Food Anti-Terror Programs Found Wasteful

The fear-induced policy initiative is protecting nobody and wasting billions of dollars

In the wake of 9/11, President George W. Bush revamped the nation’s food defense programs, drawing a government shield around the food supply in fear of a food-based biological terrorist attack. Those programs have grown to an unwieldy $3.4 billion, multi-headed bureaucracy with no measurable effect in making the country safer.

The hysterical paranoia left Washington to double down on surveilling food shipments, testing for chemical, biological, and radiological agents, and monitoring terrorist threats to food.

The Department of Homeland Security (DHS), the Food and Drug Administration (FDA), and the Department of Agriculture (USDA) have all been allocated billions of dollars to guard against an unlikely threat that food suppliers could probably handle themselves. The programs also predictably took on lives of their own, becoming self-justifying despite the absence of credible threats of terrorist attacks on the food supply.

The DHS recently doled out about $400,000 in grants to California dairy farmers to keep the milk supply safe, complete with new high-tech locks for milk houses. One of those dairy farmers, John Taylor, received $800 for a new lock for his milk house in Marin County and was interviewed by the Associated Press: “We’re so remote out here, security isn’t much of an issue, but we were happy to do an upgrade on the farm.”

Some small farmers claim some of these measures are unreasonable and bad for business. USDA inspectors have pressed slaughterhouses to write “Food Defense Plans.” But Uli Bennewitz, who owns a small farm-brewery-butchery in North Carolina, told the Associated Press he had to hire an additional employee just to deal with the on-site meat inspector.
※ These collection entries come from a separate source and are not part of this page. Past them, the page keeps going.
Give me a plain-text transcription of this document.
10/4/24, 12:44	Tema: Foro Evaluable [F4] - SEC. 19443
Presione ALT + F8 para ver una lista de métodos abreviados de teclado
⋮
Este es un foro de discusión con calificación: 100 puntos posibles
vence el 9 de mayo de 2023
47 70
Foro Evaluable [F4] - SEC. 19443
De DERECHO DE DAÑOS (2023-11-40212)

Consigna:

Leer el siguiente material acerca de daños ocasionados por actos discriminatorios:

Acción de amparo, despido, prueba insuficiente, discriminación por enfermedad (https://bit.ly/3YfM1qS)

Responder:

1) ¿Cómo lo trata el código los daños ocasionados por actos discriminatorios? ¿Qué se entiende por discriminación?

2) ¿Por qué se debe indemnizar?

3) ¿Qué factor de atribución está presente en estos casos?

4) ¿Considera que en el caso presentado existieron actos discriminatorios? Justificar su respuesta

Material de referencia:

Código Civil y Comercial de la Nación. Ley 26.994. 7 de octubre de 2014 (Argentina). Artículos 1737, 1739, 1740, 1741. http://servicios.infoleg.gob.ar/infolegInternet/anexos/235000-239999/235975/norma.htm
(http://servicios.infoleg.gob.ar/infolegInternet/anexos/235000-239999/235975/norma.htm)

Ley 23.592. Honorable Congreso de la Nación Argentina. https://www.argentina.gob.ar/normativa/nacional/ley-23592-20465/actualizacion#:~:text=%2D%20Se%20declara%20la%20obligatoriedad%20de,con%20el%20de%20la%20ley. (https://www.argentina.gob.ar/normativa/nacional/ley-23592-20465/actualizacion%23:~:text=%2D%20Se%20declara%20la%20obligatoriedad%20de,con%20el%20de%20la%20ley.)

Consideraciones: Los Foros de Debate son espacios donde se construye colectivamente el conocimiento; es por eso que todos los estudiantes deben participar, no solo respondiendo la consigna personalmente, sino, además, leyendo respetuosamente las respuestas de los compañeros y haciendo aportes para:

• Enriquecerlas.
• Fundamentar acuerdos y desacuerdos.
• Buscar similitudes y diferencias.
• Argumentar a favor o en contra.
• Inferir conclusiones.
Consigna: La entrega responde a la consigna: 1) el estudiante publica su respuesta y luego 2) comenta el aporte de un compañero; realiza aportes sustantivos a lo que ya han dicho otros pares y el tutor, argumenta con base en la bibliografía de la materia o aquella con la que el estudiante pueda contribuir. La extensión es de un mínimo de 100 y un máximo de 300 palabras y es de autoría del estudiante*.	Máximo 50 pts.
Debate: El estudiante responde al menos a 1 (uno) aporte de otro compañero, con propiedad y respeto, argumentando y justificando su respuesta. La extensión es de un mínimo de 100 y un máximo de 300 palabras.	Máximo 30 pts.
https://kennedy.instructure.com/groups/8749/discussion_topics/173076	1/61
“When it comes to treating a Tyson chicken plant the same as a one-man brewery butchery, that’s when these laws get completely out of control,” Bennewitz said. “What is a small farm doing writing a Food Defense Plan? That is not going to save the nation from some terrible disease.”

Putting food suppliers through these sorts of frenzied, bureaucratic food-threat measures is another wasteful aspect of the response to 9/11, and is likely to have pushed food prices upwards. Like TSA body scans of grandma, food defense programs indicate misplaced fears of inflated threats and don’t seem to be going anywhere anytime soon.

Author: John Glaser

John Glaser writes for Antiwar.com.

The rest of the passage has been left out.